What potential global investors should also take into account is FDI’s growing contribution to the Canadian economy, which has not slowed down during past crises. The contribution of FDI to Canada’s GDP (FDI stock % of GDP) grew during SARS and the financial crisis (with the exception of 2004), and it has been consistently rising. For instance, while FDI contributed 31.82% to the economy in 2007, as the FDI contribution to GDP continued its upward trend, this figure expanded to 45.21% by 2018, as seen in Figure 1.
This increasing support of the Canadian economy paints a positive picture for investment in Canada. And it is no surprise that FDI growth recovery has appeared to follow GDP growth recovery in the aftermath of a crisis. This backs Canada’s position as a country that has demonstrated resilience (rapid recovery) in economic and FDI growth after crisis, where FDI is certainly a key contributor to the economic recovery.
How Canada compares to the G7
In comparison to its G7 peers, a deeper analysis into the United Nations Conference on Trade and Development’s (UNCTAD's) annual FDI inflows illustrates Canada’s FDI value proposition as a stable and, thus, competitive destination for foreign investment in face of crisis.

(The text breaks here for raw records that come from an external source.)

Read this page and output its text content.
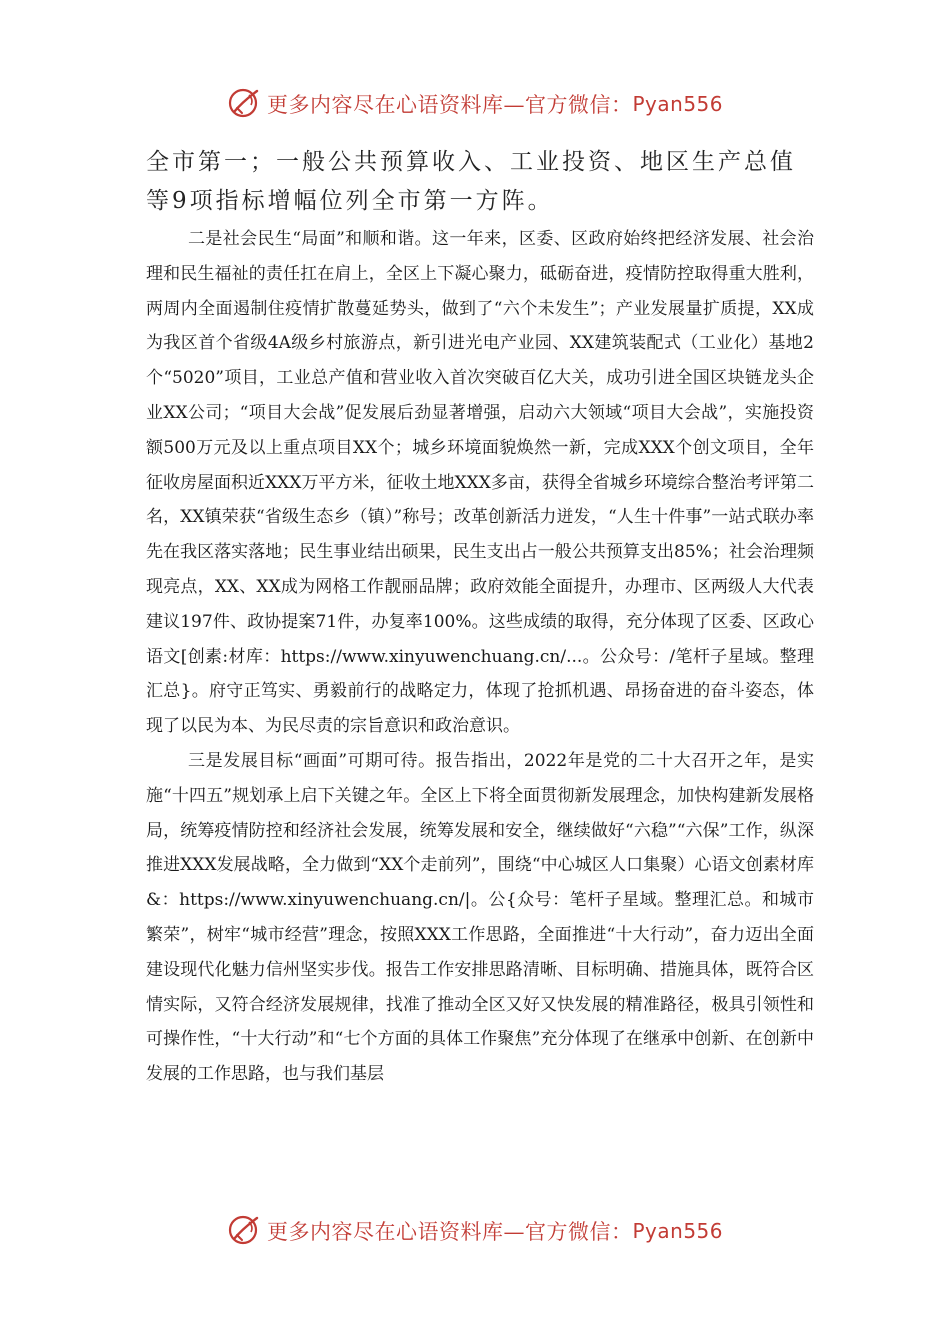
更多内容尽在心语资料库—官方微信： Pyan556
全市第一；一般公共预算收入、工业投资、地区生产总值
等9项指标增幅位列全市第一方阵。

二是社会民生“局面”和顺和谐。这一年来，区委、区政府始终把经济发展、社会治理和民生福祉的责任扛在肩上，全区上下凝心聚力，砥砺奋进，疫情防控取得重大胜利，两周内全面遏制住疫情扩散蔓延势头，做到了“六个未发生”；产业发展量扩质提，XX成为我区首个省级4A级乡村旅游点，新引进光电产业园、XX建筑装配式（工业化）基地2个“5020”项目，工业总产值和营业收入首次突破百亿大关，成功引进全国区块链龙头企业XX公司；“项目大会战”促发展后劲显著增强，启动六大领域“项目大会战”，实施投资额500万元及以上重点项目XX个；城乡环境面貌焕然一新，完成XXX个创文项目，全年征收房屋面积近XXX万平方米，征收土地XXX多亩，获得全省城乡环境综合整治考评第二名，XX镇荣获“省级生态乡（镇）”称号；改革创新活力迸发，“人生十件事”一站式联办率先在我区落实落地；民生事业结出硕果，民生支出占一般公共预算支出85%；社会治理频现亮点，XX、XX成为网格工作靓丽品牌；政府效能全面提升，办理市、区两级人大代表建议197件、政协提案71件，办复率100%。这些成绩的取得，充分体现了区委、区政心语文[创素:材库：https://www.xinyuwenchuang.cn/...。公众号：/笔杆子星域。整理汇总}。府守正笃实、勇毅前行的战略定力，体现了抢抓机遇、昂扬奋进的奋斗姿态，体现了以民为本、为民尽责的宗旨意识和政治意识。

三是发展目标“画面”可期可待。报告指出，2022年是党的二十大召开之年，是实施“十四五”规划承上启下关键之年。全区上下将全面贯彻新发展理念，加快构建新发展格局，统筹疫情防控和经济社会发展，统筹发展和安全，继续做好“六稳”“六保”工作，纵深推进XXX发展战略，全力做到“XX个走前列”，围绕“中心城区人口集聚）心语文创素材库&：https://www.xinyuwenchuang.cn/|。公{众号：笔杆子星域。整理汇总。和城市繁荣”，树牢“城市经营”理念，按照XXX工作思路，全面推进“十大行动”，奋力迈出全面建设现代化魅力信州坚实步伐。报告工作安排思路清晰、目标明确、措施具体，既符合区情实际，又符合经济发展规律，找准了推动全区又好又快发展的精准路径，极具引领性和可操作性，“十大行动”和“七个方面的具体工作聚焦”充分体现了在继承中创新、在创新中发展的工作思路，也与我们基层

更多内容尽在心语资料库—官方微信： Pyan556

Following the 90s recession, Canada was the only G7 country to demonstrate eight years of consecutive increases in FDI inflows. Following the financial crisis, Canada was also the only G7 country to display four years of consecutive increases in FDI inflows. While other countries faced declines in FDI in the aftermath of historical recessions, Canada reliably brought in more FDI, which is a signal to global investors that Canada is a relatively safer and more stable market than other advanced economies during economic crises. Figure 2 and Figure 3 offer a detailed overview of FDI inflows activity across the G7.
What’s next for Canada
UNCTAD has predicted a 30-40% decrease in FDI flows worldwide this year. In fact, Statistics Canada recently released its figures for Canada’s Q1 FDI flows, which were 5% ahead of the results from Q1 2019. While the full effects of COVID-19 have not been felt yet, we do expect a drop in Q2 2020. For an analysis on these numbers, read our recent blog post "Canada's FDI Numbers: 3 Questions, 3 Perspectives". Nevertheless, FDI in Canada has consistently demonstrated its resilience in quickly recovering from past crises. This is illustrated by the increasing ability of FDI to support Canada’s economy, shown by an FDI contribution to Canadian GDP that has risen during times of crisis; the linkages between Canada’s economic and FDI recovery; and Canada’s FDI value proposition as a competitive, resilient, and stable country for global investment.
FDI in Canada is well-positioned for recovery from the COVID-19 pandemic and, therefore, the country remains a top investment choice for global investors.